For me, the very best of a great series,
This review is from: One Corpse Too Many: 2 (Cadfael Chronicles) (Paperback)
First of all you must read this book BEFORE any other of the series - with the exception of A Morbid Taste For Bones. If you don't, you may still enjoy it but you will lose all the suspense. Trust me.
At the end of the siege of Shrewsbury, a number of rebels are hanged and their bodies thrown into a ditch. The right to a decent burial, by the monks of the Abbey, cannot be witheld, but Cadfael is dismayed to find that someone has taken advantage of the situation to dump an extra body, of a man who has not been hanged but murdered. Who is he, why was he killed - and by whom. For Cadfael, even in a land of battle and slaughter, this matters. Moreover, he finds himself with a young charge to care for, who may be more important than he seems, and witness to a developing triangle in which two of the King's circle vie for the love of a young woman. Carefully walking a tightrope in this most difficult of historical times, Cadfael strives to tease out the strands, make the connections, expose the guilty and protect the innocent. The result is critical for the other books in the series. So reviewing this book without giving anything away is tricky.

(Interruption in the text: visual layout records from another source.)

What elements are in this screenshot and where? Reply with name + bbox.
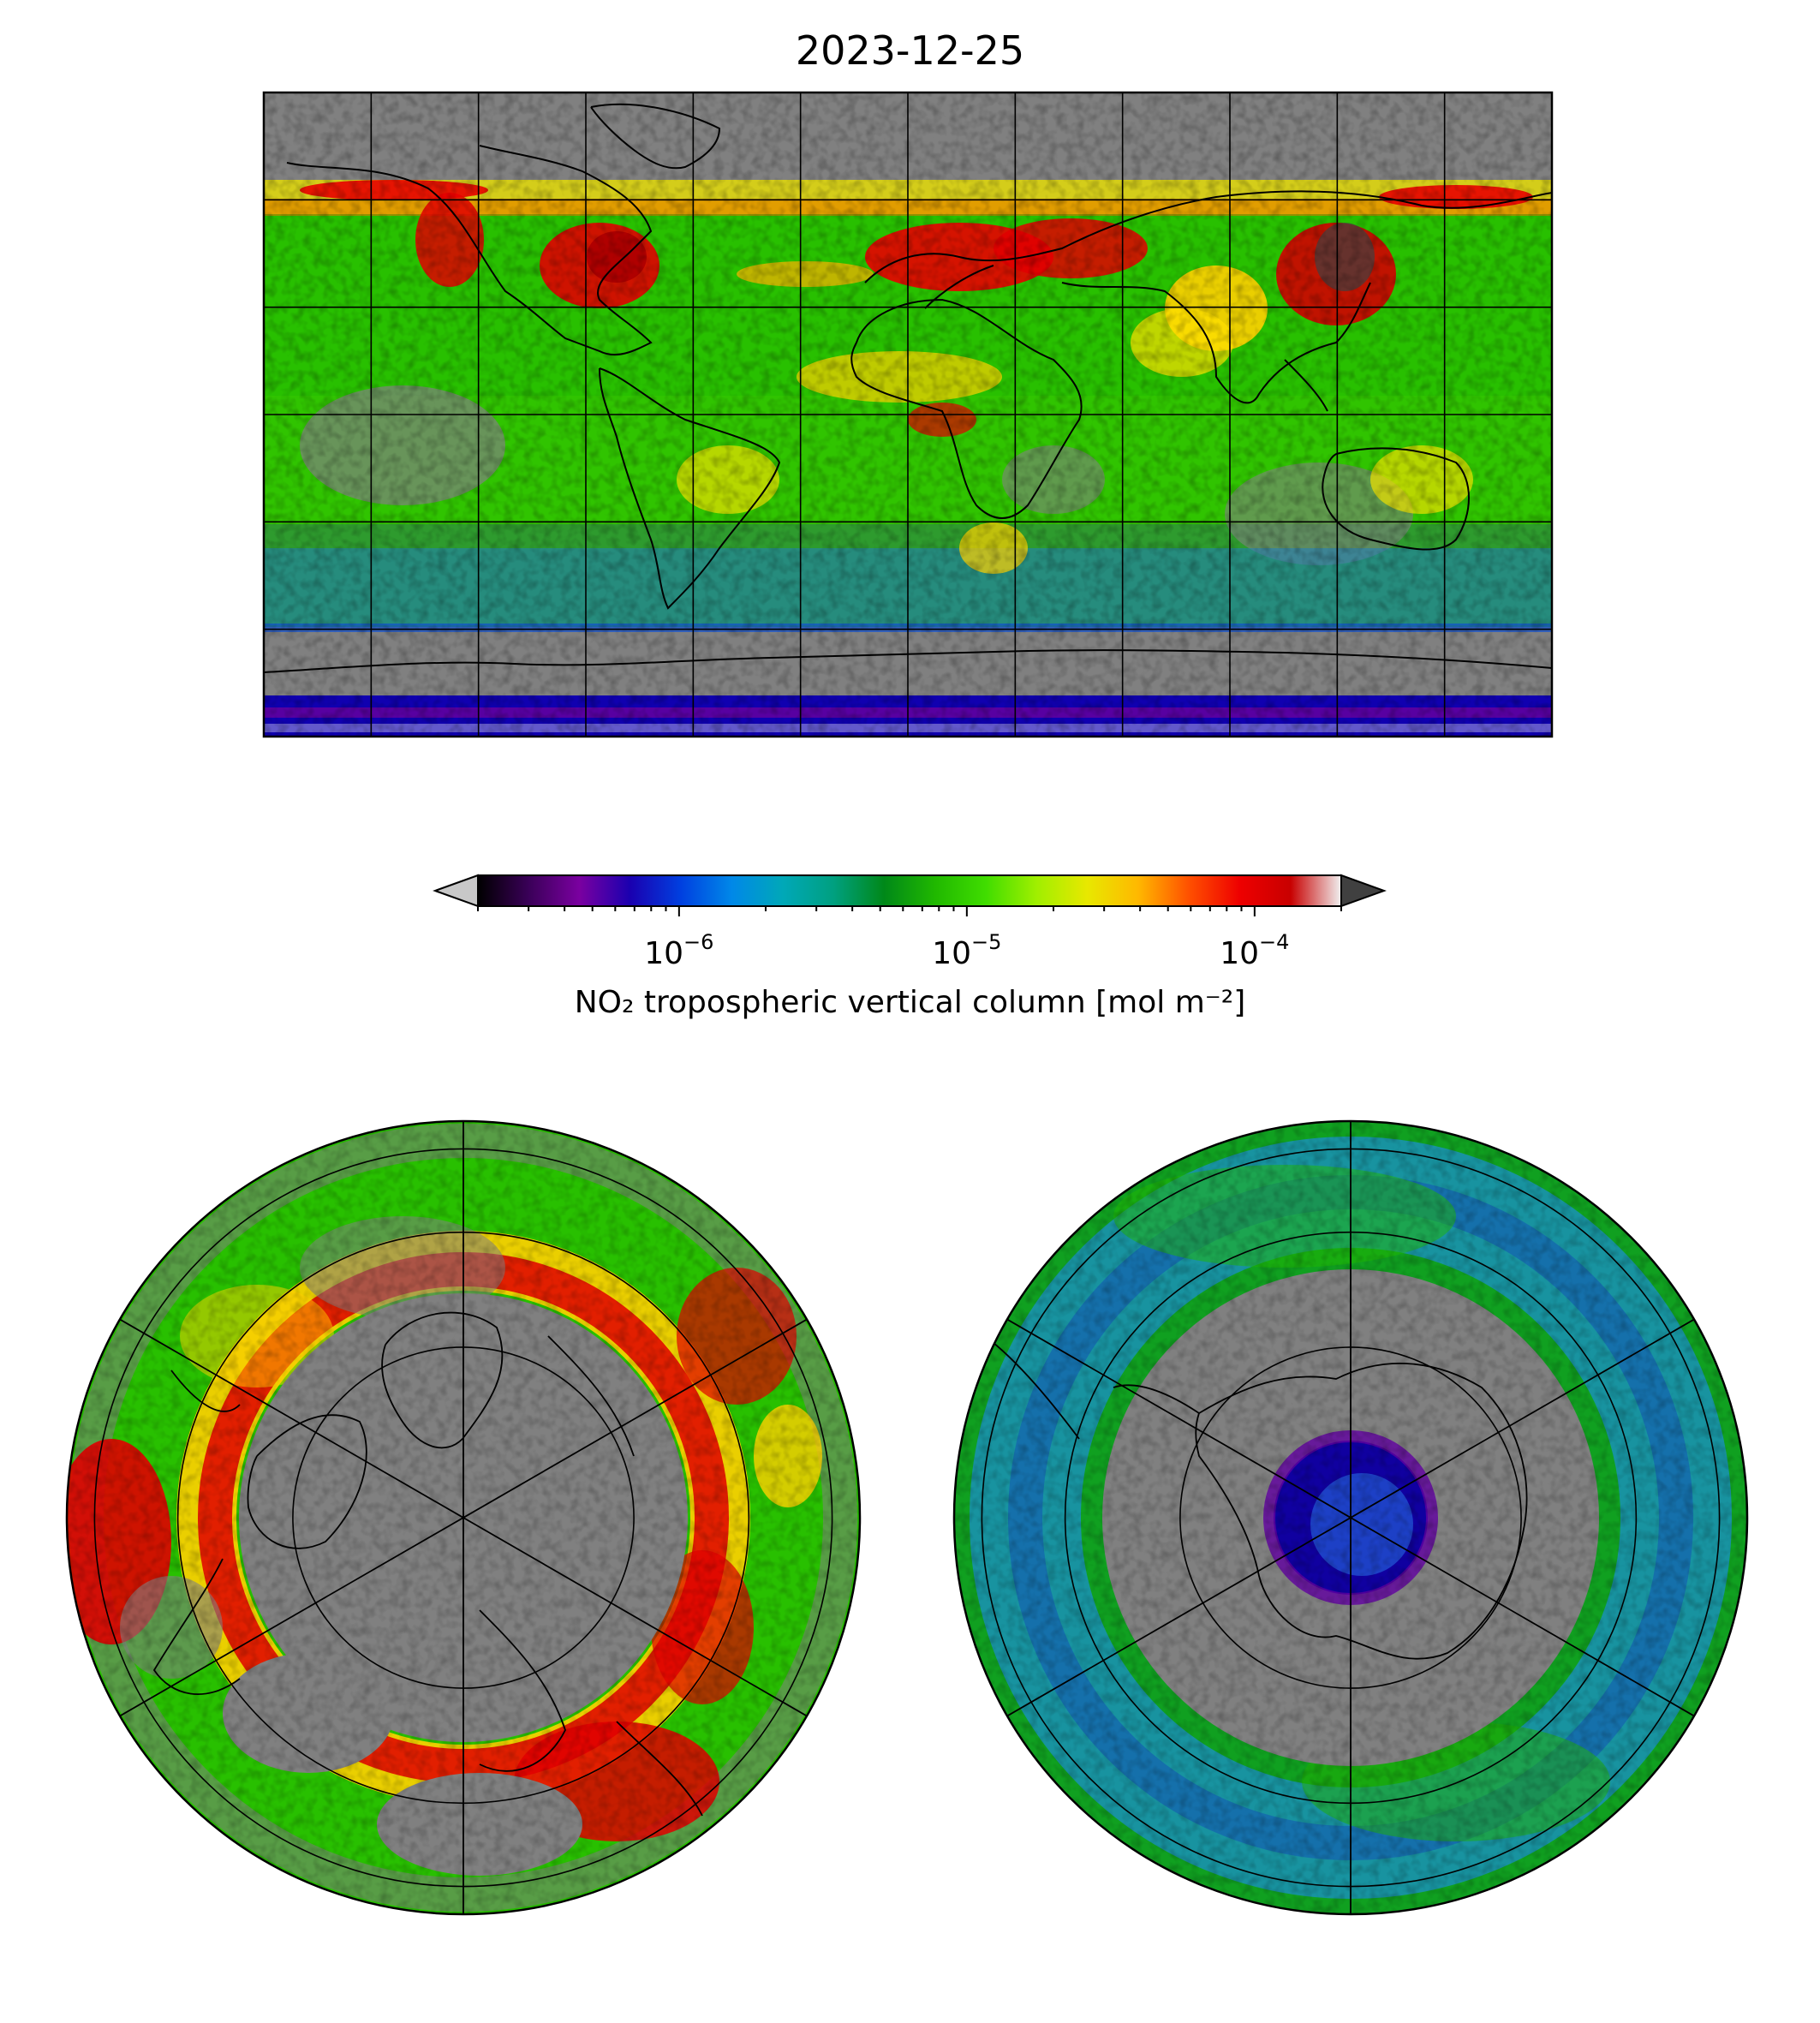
meridian-spoke [1350,1318,1695,1519]
colorbar-over-extension [1340,874,1387,908]
colorbar-ticks [477,906,1342,916]
global-map [262,91,1554,738]
south-polar-frame [952,1119,1749,1916]
colorbar [433,874,1387,916]
meridian-spoke [119,1517,464,1717]
meridian-spoke [1006,1318,1352,1519]
colorbar-tick-exponent: −6 [683,930,714,954]
north-polar-graticule [93,1121,833,1914]
figure-title: 2023-12-25 [795,27,1025,74]
global-graticule [264,92,1552,737]
meridian-spoke [119,1318,464,1519]
north-polar-no2-field [67,1121,860,1914]
colorbar-tick-base: 10 [644,936,684,971]
meridian-spoke [1350,1517,1695,1717]
meridian-spoke [462,1517,808,1717]
meridian-spoke [1006,1517,1352,1717]
colorbar-under-extension [433,874,479,908]
global-map-frame [262,91,1554,738]
colorbar-tick-base: 10 [932,936,972,971]
colorbar-label: NO₂ tropospheric vertical column [mol m⁻… [574,985,1246,1020]
north-polar-frame [65,1119,862,1916]
colorbar-bar [477,874,1342,907]
colorbar-tick-label: 10−5 [932,930,1001,971]
south-polar-graticule [981,1121,1721,1914]
south-polar-map [952,1119,1749,1916]
colorbar-tick-exponent: −5 [971,930,1002,954]
north-polar-map [65,1119,862,1916]
colorbar-tick-label: 10−4 [1220,930,1289,971]
colorbar-tick-exponent: −4 [1259,930,1290,954]
meridian-spoke [462,1318,808,1519]
north-polar-coastlines [152,1311,703,1817]
colorbar-tick-base: 10 [1220,936,1260,971]
colorbar-tick-label: 10−6 [644,930,713,971]
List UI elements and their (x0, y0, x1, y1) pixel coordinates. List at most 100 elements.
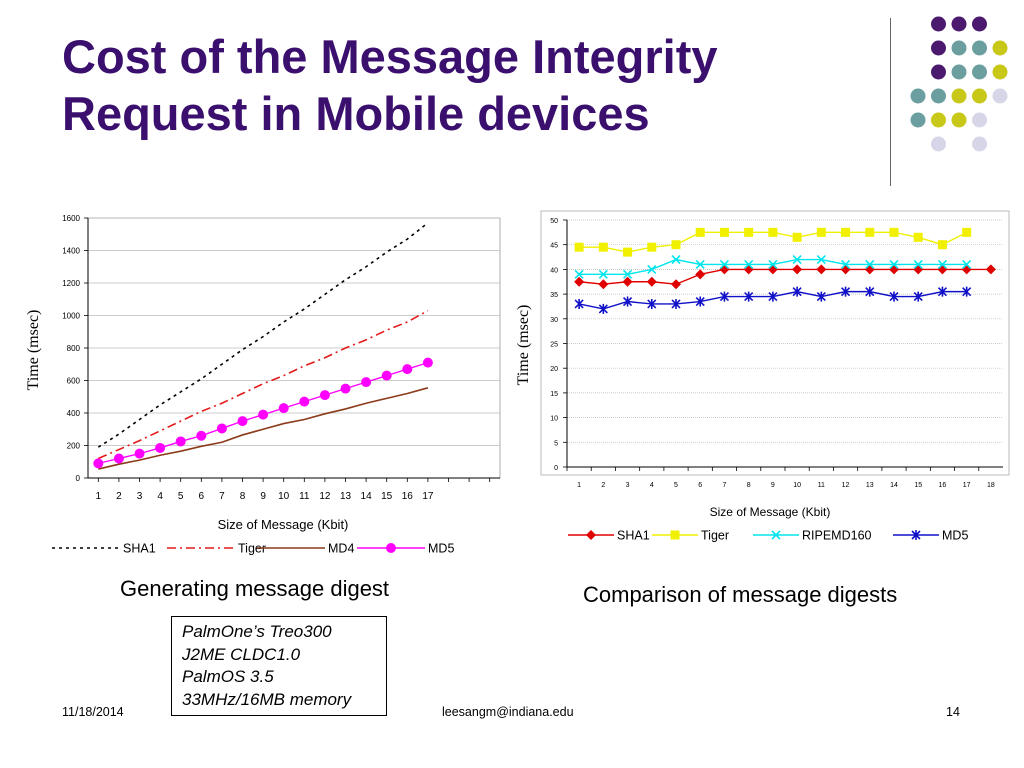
x-tick-label: 9 (771, 482, 775, 489)
x-tick-label: 16 (939, 482, 947, 489)
y-tick-label: 800 (67, 344, 81, 353)
y-tick-label: 20 (550, 366, 558, 373)
decorative-dot (992, 40, 1008, 56)
legend-label: RIPEMD160 (802, 529, 872, 543)
decorative-dot-grid (910, 16, 1008, 152)
x-tick-label: 15 (381, 491, 393, 502)
series-line (97, 309, 429, 460)
decorative-dot (972, 64, 987, 80)
y-tick-label: 1000 (62, 312, 80, 321)
data-point (695, 269, 706, 280)
legend-label: MD4 (328, 542, 354, 556)
y-tick-label: 400 (67, 409, 81, 418)
decorative-dot (931, 136, 946, 152)
data-point (864, 264, 875, 275)
legend-label: SHA1 (123, 542, 156, 556)
data-point (816, 264, 827, 275)
decorative-dot (951, 88, 967, 104)
decorative-dot (992, 88, 1008, 104)
data-point (113, 453, 124, 464)
data-point (622, 269, 633, 279)
x-tick-label: 5 (178, 491, 184, 502)
data-point (278, 403, 289, 414)
decorative-dot (951, 64, 967, 80)
decorative-dot (910, 88, 926, 104)
data-point (155, 442, 166, 453)
chart-legend: SHA1 Tiger MD4 MD5 (52, 542, 454, 556)
x-tick-label: 13 (340, 491, 352, 502)
data-point (574, 298, 584, 309)
x-tick-label: 18 (987, 482, 995, 489)
data-point (381, 370, 392, 381)
device-spec-line: J2ME CLDC1.0 (182, 644, 301, 664)
series-sha1 (574, 264, 996, 290)
device-spec-box: PalmOne’s Treo300 J2ME CLDC1.0 PalmOS 3.… (171, 616, 387, 716)
data-point (622, 276, 633, 287)
x-tick-label: 2 (601, 482, 605, 489)
decorative-dot (992, 64, 1008, 80)
y-tick-label: 1600 (62, 214, 80, 223)
slide-title: Cost of the Message Integrity Request in… (62, 30, 718, 140)
series-md4 (98, 387, 429, 470)
data-point (816, 227, 826, 237)
data-point (889, 227, 899, 237)
data-point (816, 291, 826, 302)
x-tick-label: 2 (116, 491, 122, 502)
decorative-dot (931, 88, 946, 104)
x-axis-title: Size of Message (Kbit) (710, 505, 831, 519)
x-tick-label: 3 (626, 482, 630, 489)
x-tick-label: 12 (842, 482, 850, 489)
decorative-dot (951, 16, 967, 32)
data-point (840, 264, 851, 275)
data-point (647, 242, 657, 252)
data-point (840, 259, 851, 270)
y-tick-label: 25 (550, 342, 558, 349)
legend-marker (911, 530, 921, 540)
y-tick-label: 1400 (62, 247, 80, 256)
y-tick-label: 50 (550, 218, 558, 225)
x-tick-label: 10 (278, 491, 290, 502)
x-tick-label: 1 (577, 482, 581, 489)
series-tiger (97, 309, 429, 460)
data-point (216, 423, 227, 434)
data-point (792, 286, 802, 297)
data-point (361, 377, 372, 388)
decorative-dot (972, 40, 987, 56)
footer-email: leesangm@indiana.edu (442, 705, 574, 719)
y-tick-label: 40 (550, 267, 558, 274)
data-point (598, 242, 608, 252)
decorative-dot (931, 112, 946, 128)
data-point (134, 448, 145, 459)
decorative-dot (931, 64, 946, 80)
x-tick-label: 14 (361, 491, 373, 502)
x-tick-label: 13 (866, 482, 874, 489)
data-point (647, 298, 657, 309)
data-point (768, 291, 778, 302)
data-point (744, 227, 754, 237)
series-line (98, 387, 429, 470)
data-point (574, 242, 584, 252)
decorative-dot (972, 16, 987, 32)
legend-label: Tiger (701, 529, 729, 543)
data-point (744, 291, 754, 302)
y-tick-label: 0 (76, 474, 81, 483)
data-point (646, 276, 657, 287)
data-point (237, 416, 248, 427)
data-point (985, 264, 996, 275)
data-point (840, 286, 851, 297)
data-point (961, 264, 972, 275)
x-tick-label: 17 (963, 482, 971, 489)
decorative-dot (972, 112, 987, 128)
data-point (340, 383, 351, 394)
legend-marker (771, 530, 781, 540)
data-point (962, 259, 972, 270)
data-point (865, 227, 875, 237)
data-point (937, 264, 948, 275)
legend-marker (670, 530, 680, 540)
data-point (792, 232, 802, 242)
x-tick-label: 11 (818, 482, 825, 489)
y-tick-label: 5 (554, 440, 558, 447)
data-point (598, 269, 608, 279)
data-point (865, 286, 875, 297)
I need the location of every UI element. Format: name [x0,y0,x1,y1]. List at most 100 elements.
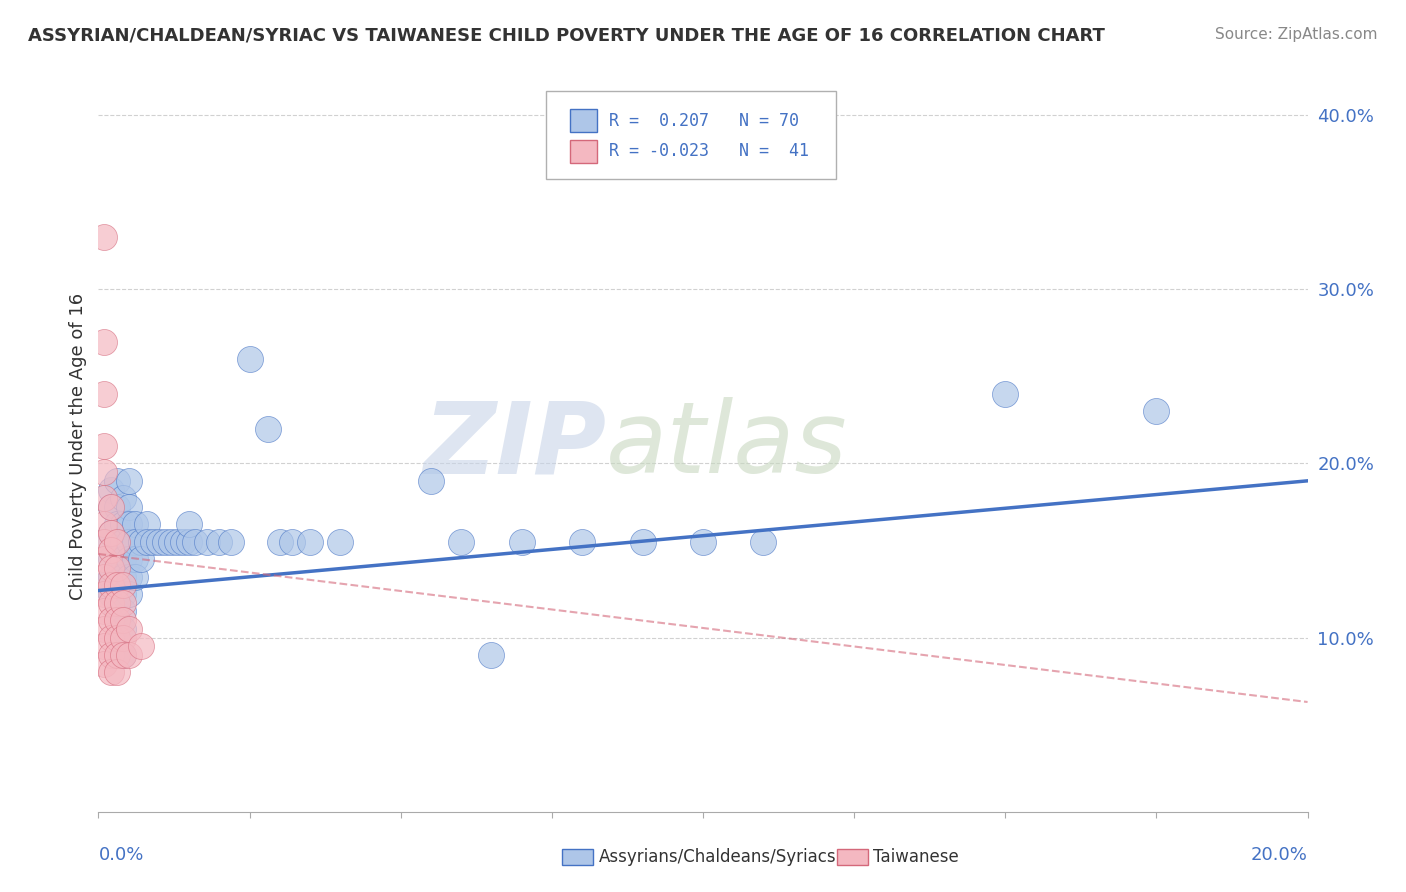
Point [93,439,115,453]
Point [329,534,352,549]
FancyBboxPatch shape [569,139,596,163]
Point [93,604,115,618]
Point [172,534,194,549]
Text: atlas: atlas [606,398,848,494]
Point [105,561,128,575]
Point [105,500,128,514]
Point [124,552,146,566]
Point [111,613,134,627]
Point [105,534,128,549]
Text: R =  0.207   N = 70: R = 0.207 N = 70 [609,112,799,129]
Point [111,587,134,601]
Point [105,534,128,549]
Point [105,552,128,566]
Point [105,578,128,592]
Point [111,648,134,662]
Point [420,474,443,488]
Point [179,517,201,532]
Point [105,631,128,645]
Point [111,491,134,506]
Y-axis label: Child Poverty Under the Age of 16: Child Poverty Under the Age of 16 [69,293,87,599]
Text: Taiwanese: Taiwanese [873,848,959,866]
Point [166,534,188,549]
Point [93,578,115,592]
Point [100,648,122,662]
Point [105,474,128,488]
Point [299,534,322,549]
Point [281,534,304,549]
Point [135,517,157,532]
Point [1144,404,1167,418]
Point [256,421,278,435]
Point [100,569,122,583]
Point [571,534,593,549]
Point [93,534,115,549]
Point [118,648,141,662]
Point [111,631,134,645]
Point [93,534,115,549]
Point [93,587,115,601]
Point [100,665,122,680]
Point [179,534,201,549]
Text: 20.0%: 20.0% [1251,847,1308,864]
Point [450,534,472,549]
FancyBboxPatch shape [569,109,596,132]
Point [100,578,122,592]
Point [100,587,122,601]
Point [184,534,207,549]
Point [93,517,115,532]
Point [105,648,128,662]
Point [100,596,122,610]
Point [208,534,231,549]
Point [100,543,122,558]
Point [124,569,146,583]
Point [93,569,115,583]
Text: ASSYRIAN/CHALDEAN/SYRIAC VS TAIWANESE CHILD POVERTY UNDER THE AGE OF 16 CORRELAT: ASSYRIAN/CHALDEAN/SYRIAC VS TAIWANESE CH… [28,27,1105,45]
Point [105,604,128,618]
Point [111,596,134,610]
Point [105,517,128,532]
Point [111,648,134,662]
Text: 0.0%: 0.0% [98,847,143,864]
Point [100,500,122,514]
Point [135,534,157,549]
Point [153,534,176,549]
Point [93,334,115,349]
Point [100,631,122,645]
Point [148,534,170,549]
Point [111,578,134,592]
Point [93,640,115,654]
Point [994,386,1017,401]
Point [221,534,243,549]
Point [105,665,128,680]
Point [239,351,262,366]
Point [100,483,122,497]
Point [111,552,134,566]
Point [692,534,714,549]
Point [129,640,152,654]
Point [93,491,115,506]
Point [195,534,218,549]
Point [129,552,152,566]
Point [100,613,122,627]
Point [93,552,115,566]
Point [100,526,122,541]
Point [111,517,134,532]
Point [111,534,134,549]
Point [124,517,146,532]
Text: ZIP: ZIP [423,398,606,494]
Point [118,500,141,514]
Point [510,534,533,549]
Point [100,500,122,514]
Point [100,526,122,541]
Point [93,386,115,401]
Point [752,534,775,549]
Point [118,587,141,601]
Point [118,552,141,566]
Point [100,561,122,575]
Point [100,552,122,566]
Point [124,534,146,549]
Text: Source: ZipAtlas.com: Source: ZipAtlas.com [1215,27,1378,42]
Point [93,465,115,479]
Point [105,587,128,601]
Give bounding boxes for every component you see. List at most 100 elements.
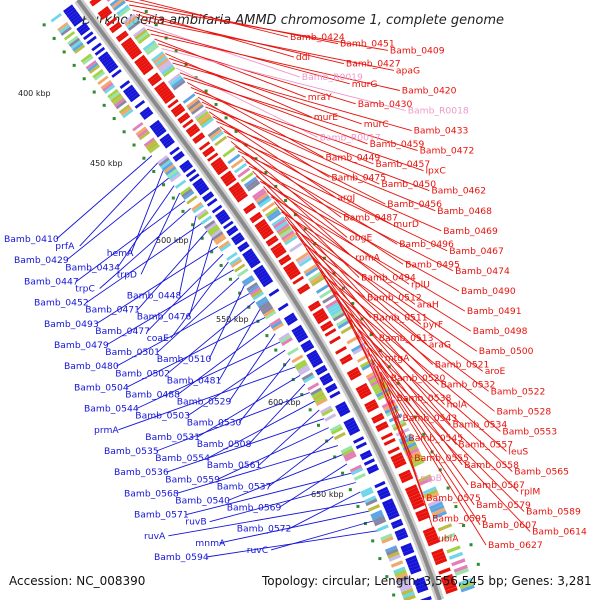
gene-label-bamb_0568[interactable]: Bamb_0568 (124, 488, 179, 499)
gene-label-bamb_0433[interactable]: Bamb_0433 (414, 126, 469, 137)
gene-label-bamb_0532[interactable]: Bamb_0532 (441, 380, 496, 391)
gene-label-bamb_0481[interactable]: Bamb_0481 (167, 375, 222, 386)
gene-label-bamb_0420[interactable]: Bamb_0420 (402, 86, 457, 97)
gene-label-bamb_0538[interactable]: Bamb_0538 (397, 393, 452, 404)
gene-label-arag[interactable]: araG (429, 340, 451, 351)
gene-label-bamb_0452[interactable]: Bamb_0452 (34, 298, 89, 309)
gene-label-pyrf[interactable]: pyrF (423, 319, 443, 330)
gene-label-bamb_0495[interactable]: Bamb_0495 (405, 259, 460, 270)
gene-label-ruva[interactable]: ruvA (144, 531, 166, 542)
gene-label-prma[interactable]: prmA (94, 425, 119, 436)
gene-label-bamb_r0019[interactable]: Bamb_R0019 (302, 72, 363, 83)
gene-label-mure[interactable]: murE (314, 112, 339, 123)
gene-label-bamb_0555[interactable]: Bamb_0555 (414, 453, 469, 464)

Take it for granted you will love Cadfael as much for his quiet wisdom, his generosity of spirit and his understanding of the humman condition as much as for his deductive powers based on close observation and for his courage.
Ellis Peters knows the locations of which she writes so lovingly, and her historical research is impressive - but it never gets in the way of the story or the characters. Her choice to make Cadfael a monk come late to the cloister after years as a crusader ( a man-at-arms, not a famous knight)is masterly. It gives him worldly wisdom and experience, good reason for the Abbot to trust him in matters rather beyond the understanding of the cloister, a rebellious streak, confidence to speak his mind, and occasionally an opportunity to use some physical skill.
The book has something of a double ending, which makes it rather unusual. Cadfael may have solved the mysteries, but for justice to be done, in the context of the age, something more will be needed...And Ellis Peters provides a gripping end.